Transforming gender roles

A Christian Science perspective.

Who's better at enforcing law and order? Men or women?

This question is being asked by Britain's largest police force, as the Monitor reported in "Do women make better riot police?" (Aug. 27).

Does it have to be one or the other? Couldn't both men and women contribute qualities to law enforcement which enhance the safety of the community – especially in times of high tension, such as marches and protests?

"Both sexes should be loving, pure, tender, and strong," wrote Mary Baker Eddy, the founder of the Monitor ("Science and Health with Key to the Scriptures," p. 57). She lived during an era in which society was reevaluating gender roles and women's rights. Women's suffrage was still decades away, but she was pressing for more than gender parity. She was advocating spiritual equality, a standard lifted up in the first chapter of the Bible.

"So God created man in his own image … male and female created he them" (Gen. 1:27). Both male and female reflect the nature of God – the nature of divine Love and eternal Truth. God's sublime unity does not belong to one gender or the other. Rather, "union of the masculine and feminine qualities constitutes completeness" (Science and Health, p. 57).

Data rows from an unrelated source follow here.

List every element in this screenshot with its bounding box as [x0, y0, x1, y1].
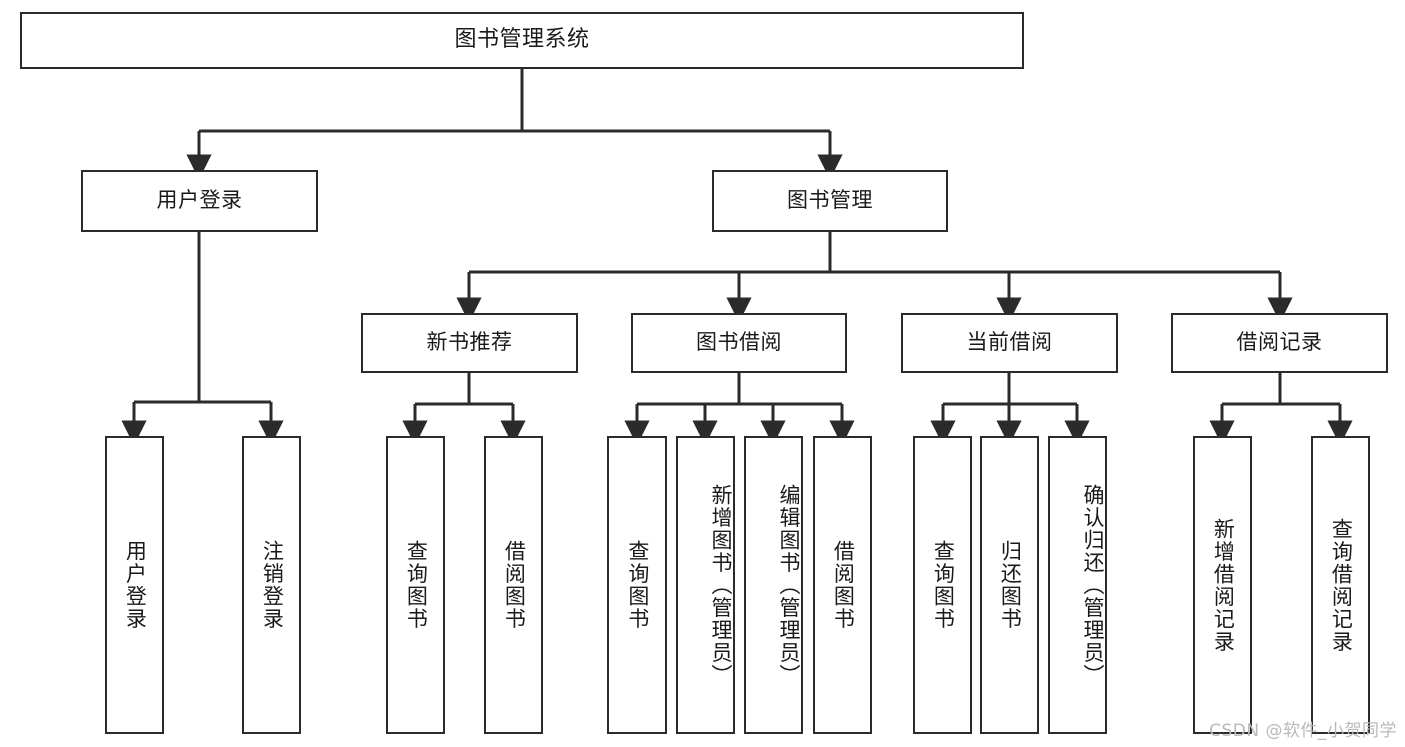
node-current-borrow[interactable]: 当前借阅 — [901, 313, 1118, 373]
node-book-borrow[interactable]: 图书借阅 — [631, 313, 847, 373]
node-label: 当前借阅 — [966, 330, 1053, 355]
leaf-borrow-edit-book[interactable]: 编辑图书（管理员） — [744, 436, 803, 734]
leaf-recommend-borrow-book[interactable]: 借阅图书 — [484, 436, 543, 734]
leaf-recommend-query-book[interactable]: 查询图书 — [386, 436, 445, 734]
leaf-user-login-login[interactable]: 用户登录 — [105, 436, 164, 734]
node-borrow-records[interactable]: 借阅记录 — [1171, 313, 1388, 373]
leaf-current-query-book[interactable]: 查询图书 — [913, 436, 972, 734]
node-label: 查询借阅记录 — [1329, 517, 1354, 653]
node-label: 查询图书 — [625, 540, 650, 630]
node-label: 归还图书 — [998, 540, 1023, 630]
node-label: 确认归还（管理员） — [1081, 483, 1105, 687]
leaf-current-confirm-return[interactable]: 确认归还（管理员） — [1048, 436, 1107, 734]
node-label: 图书管理 — [787, 188, 873, 213]
node-label: 查询图书 — [404, 540, 429, 630]
node-label: 新书推荐 — [426, 330, 513, 355]
node-label: 借阅记录 — [1236, 330, 1323, 355]
node-label: 图书借阅 — [696, 330, 782, 355]
node-label: 图书管理系统 — [454, 27, 590, 53]
leaf-user-login-logout[interactable]: 注销登录 — [242, 436, 301, 734]
node-new-book-recommend[interactable]: 新书推荐 — [361, 313, 578, 373]
leaf-records-query-record[interactable]: 查询借阅记录 — [1311, 436, 1370, 734]
node-label: 编辑图书（管理员） — [777, 483, 801, 687]
node-label: 新增借阅记录 — [1211, 517, 1236, 653]
node-user-login[interactable]: 用户登录 — [81, 170, 318, 232]
leaf-borrow-borrow-book[interactable]: 借阅图书 — [813, 436, 872, 734]
node-root-system[interactable]: 图书管理系统 — [20, 12, 1024, 69]
leaf-records-add-record[interactable]: 新增借阅记录 — [1193, 436, 1252, 734]
leaf-borrow-add-book[interactable]: 新增图书（管理员） — [676, 436, 735, 734]
node-label: 用户登录 — [156, 188, 243, 213]
node-label: 新增图书（管理员） — [709, 483, 733, 687]
node-book-management[interactable]: 图书管理 — [712, 170, 948, 232]
node-label: 借阅图书 — [831, 540, 856, 630]
node-label: 注销登录 — [260, 540, 285, 630]
leaf-current-return-book[interactable]: 归还图书 — [980, 436, 1039, 734]
leaf-borrow-query-book[interactable]: 查询图书 — [607, 436, 667, 734]
node-label: 借阅图书 — [502, 540, 527, 630]
csdn-watermark: CSDN @软件_小贺同学 — [1209, 721, 1397, 741]
node-label: 用户登录 — [123, 540, 148, 630]
node-label: 查询图书 — [931, 540, 956, 630]
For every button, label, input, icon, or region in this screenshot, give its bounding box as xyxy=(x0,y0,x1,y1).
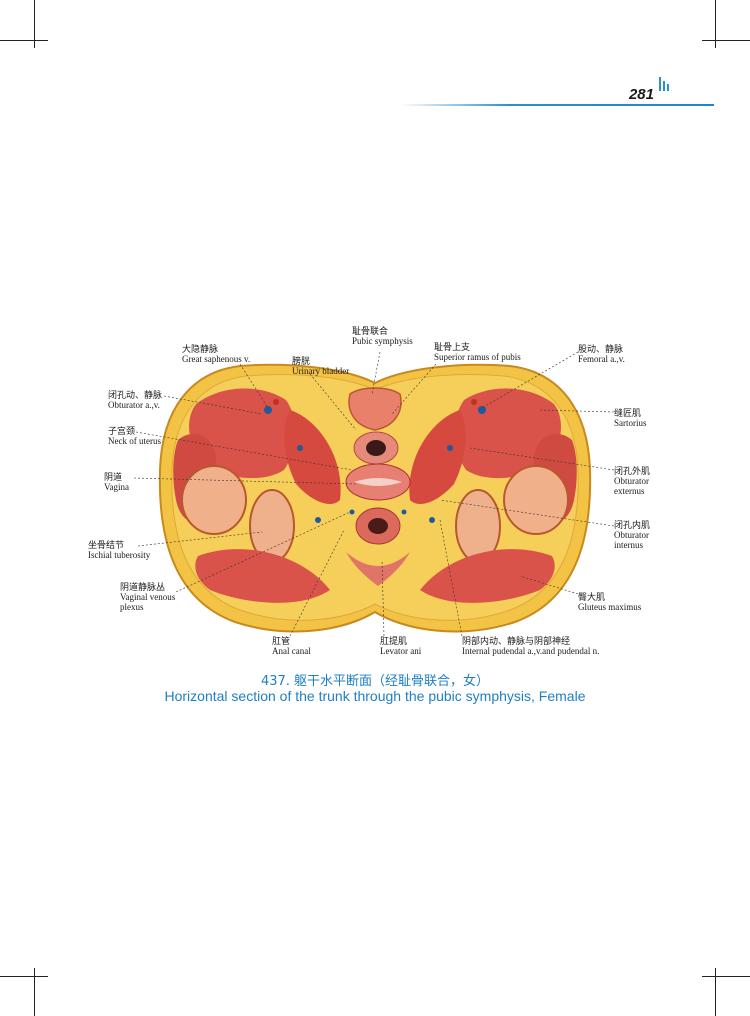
figure-caption-en: Horizontal section of the trunk through … xyxy=(164,688,586,704)
figure-caption-zh: 437. 躯干水平断面（经耻骨联合，女） xyxy=(260,674,490,689)
header-rule xyxy=(400,104,714,106)
anatomy-section-illustration xyxy=(133,351,615,637)
page-number: 281 xyxy=(628,86,654,103)
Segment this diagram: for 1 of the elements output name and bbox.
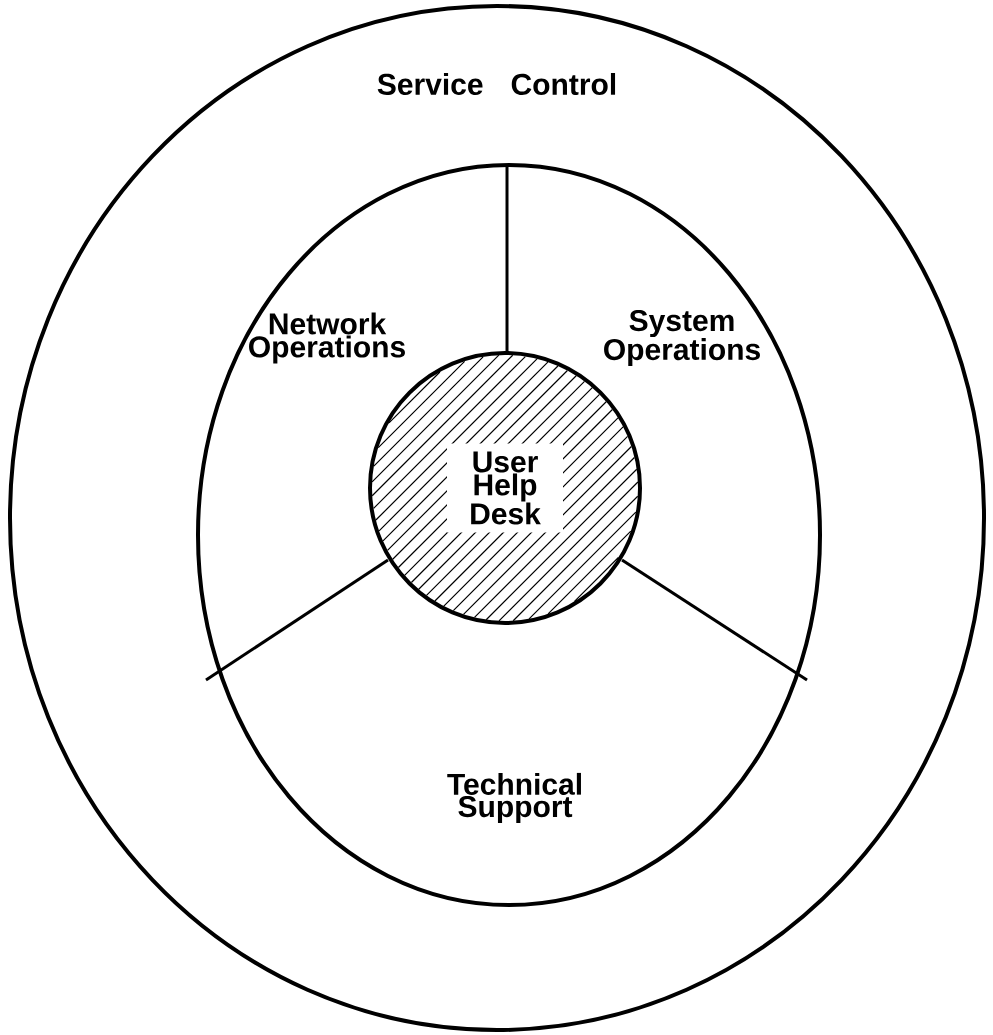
sector-label: Technical Support: [447, 772, 581, 824]
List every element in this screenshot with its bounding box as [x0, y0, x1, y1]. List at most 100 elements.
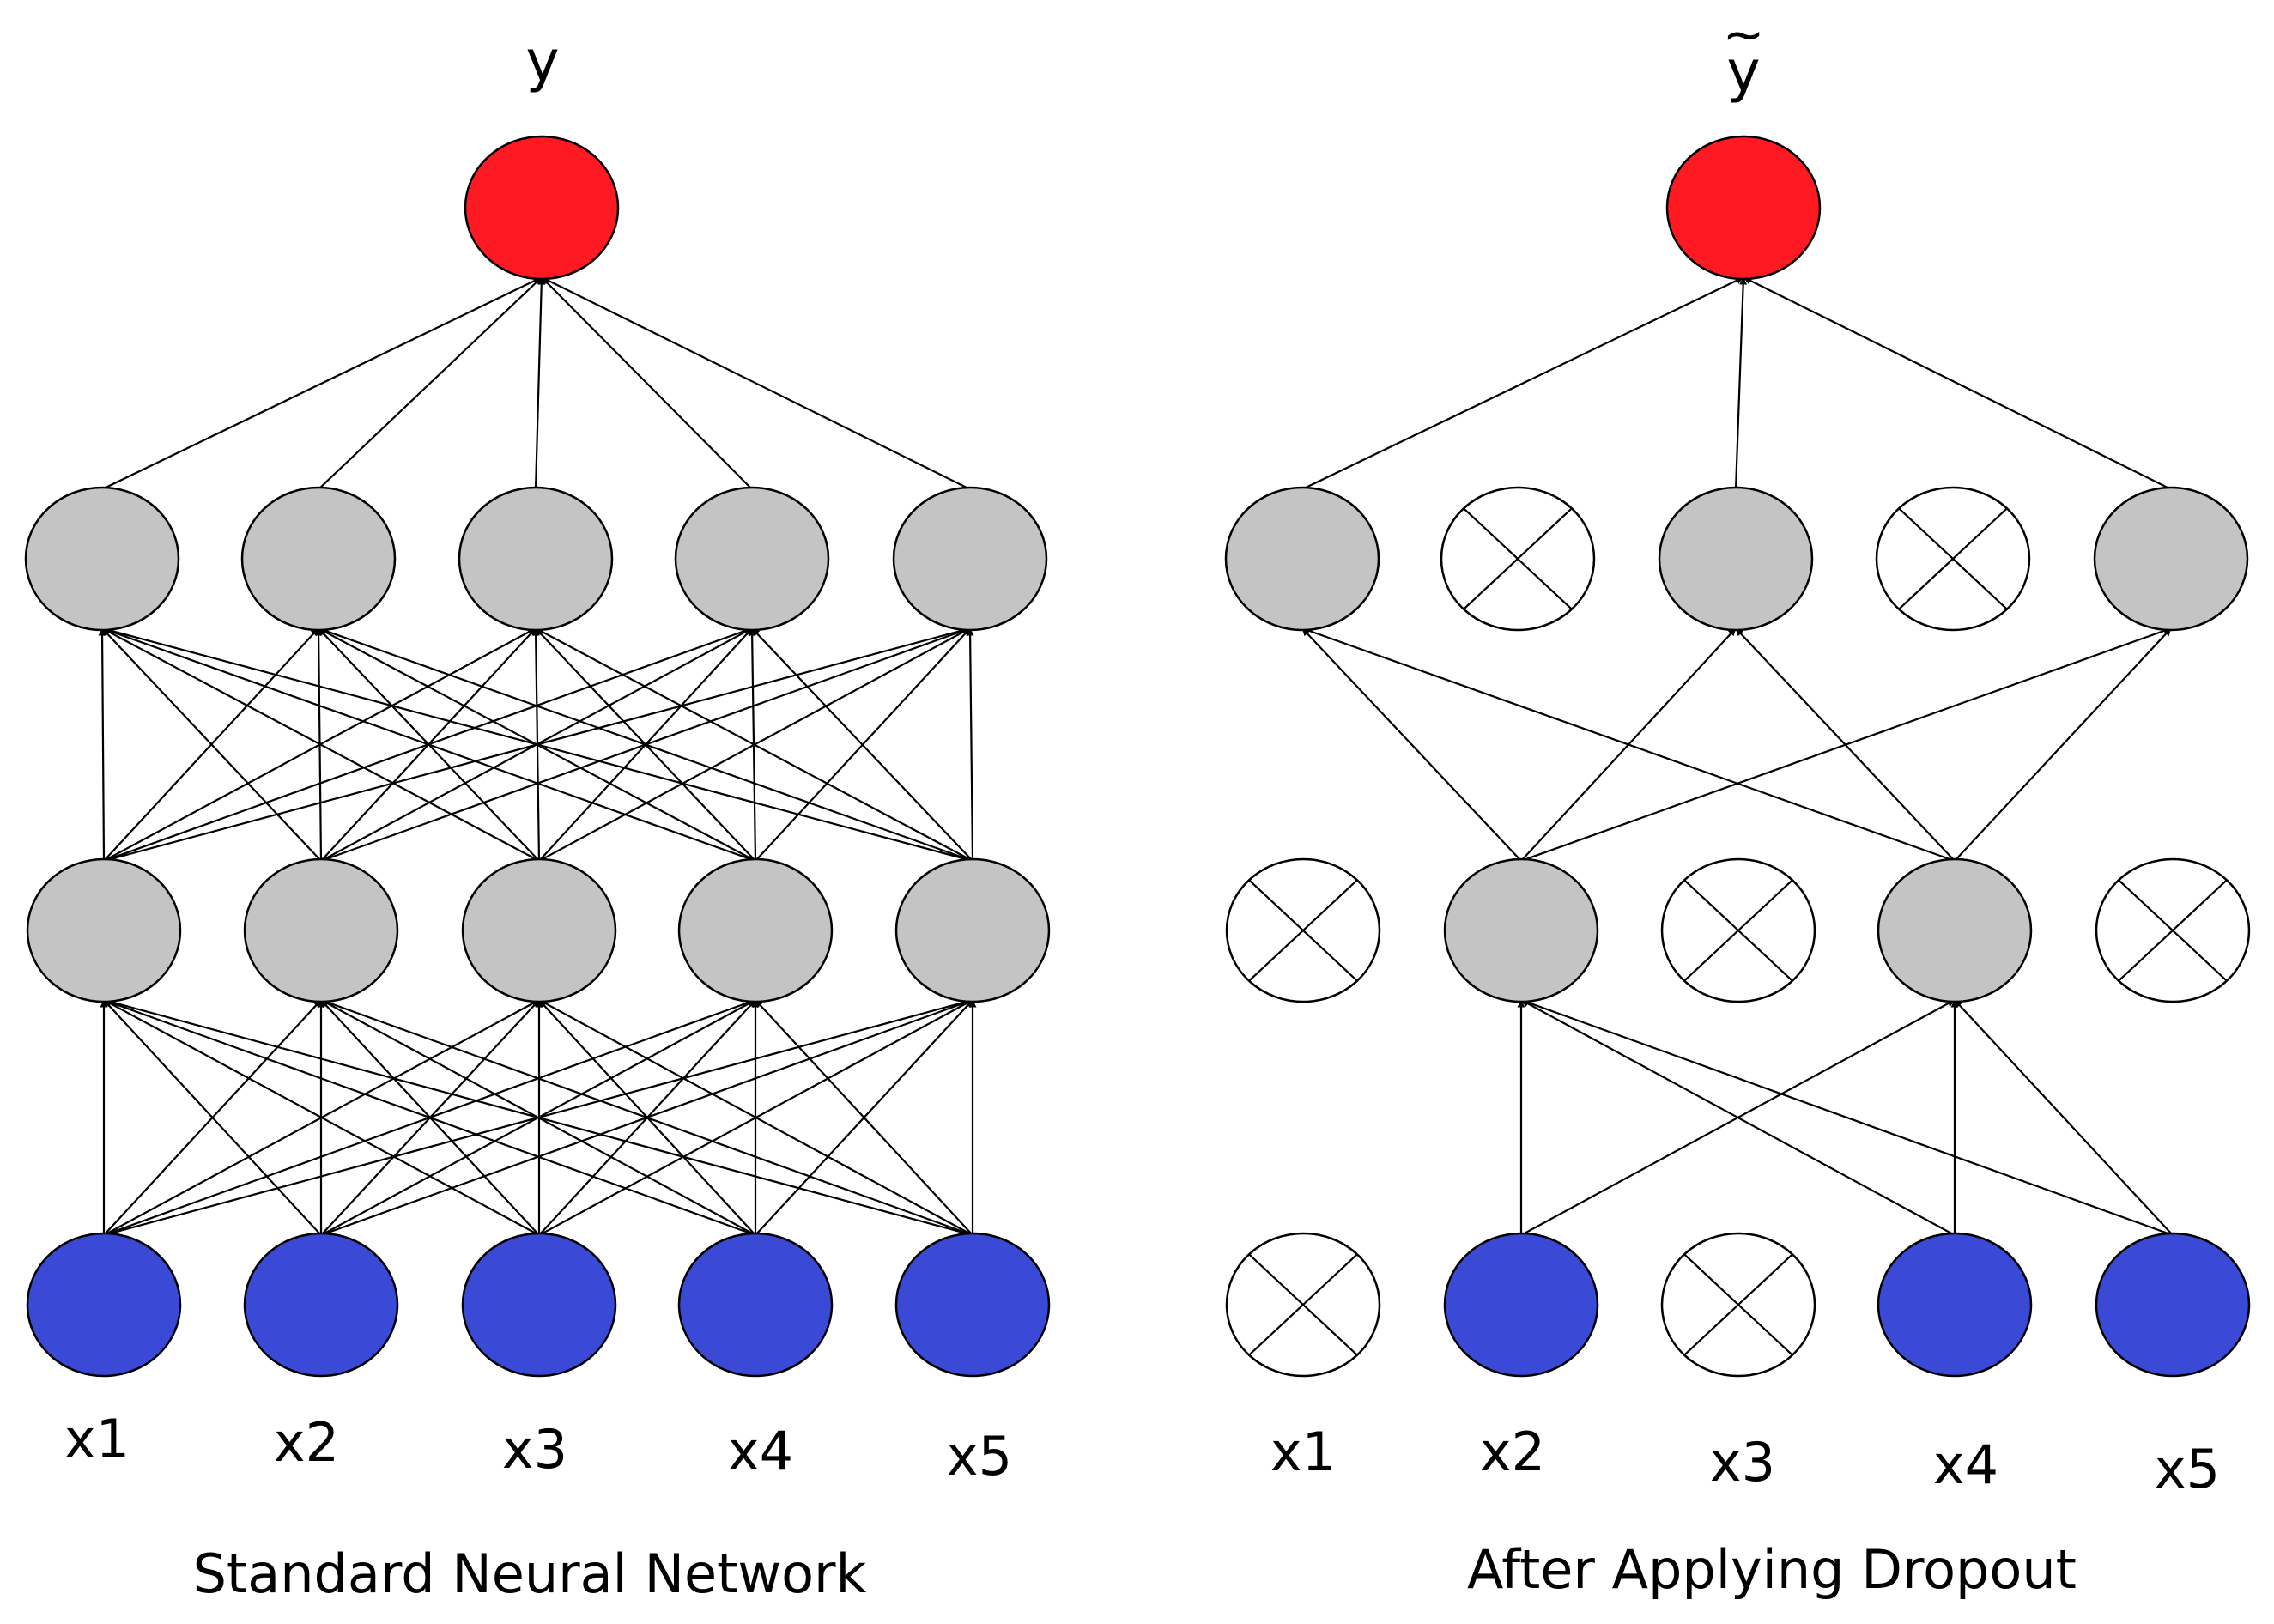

To reach that natural level of spiritual unity, though, requires something more than just adjusting how many women are allocated to crowd control or how many sensitivity training sessions are mandated. It requires a willingness to change one's outlook from inherent conflict between groups to potential resolution for all groups.

The university professor quoted in the Monitor article identified men as task-oriented and "transactional," while women were seen as facilitating relationships and "transformational."

Maybe it's more than law enforcement that needs a spiritual makeover. Perhaps we need to address entrenched gender stereotypes as well. The Apostle Paul wrote: "Do not conform any longer to the pattern of this world, but be transformed by the renewing of your mind. Then you will be able to test and approve what God's will is – his good, pleasing and perfect will" (Rom. 12:2, New International Version).

That transformational approach isn't confined to women. And it's happening all around us in our local communities.

When my kids played on local sports teams, I remember being disenchanted with the all-too-popular trend in youth coaching of yelling at kids to "motivate" them. It was then that I volunteered to coach our daughter's soccer team. Assigned to me as assistant coaches were two dads, both successful businessmen, and both desiring a different approach to coaching as well. Their soft-spoken, encouraging manner blended well with my own approach. We felt very much in sync with each other. And the girls thrived. So did the boys' team I later coached with another, equally thoughtful and supportive dad.

It wasn't lost on me that the four of us were also involved in our individual houses of worship each week. A spiritual perspective that actively cherishes our relationship with the Divine is transformational. It touches and redeems the hearts of both men and women. And that makes a lasting difference for harmony in the wider community.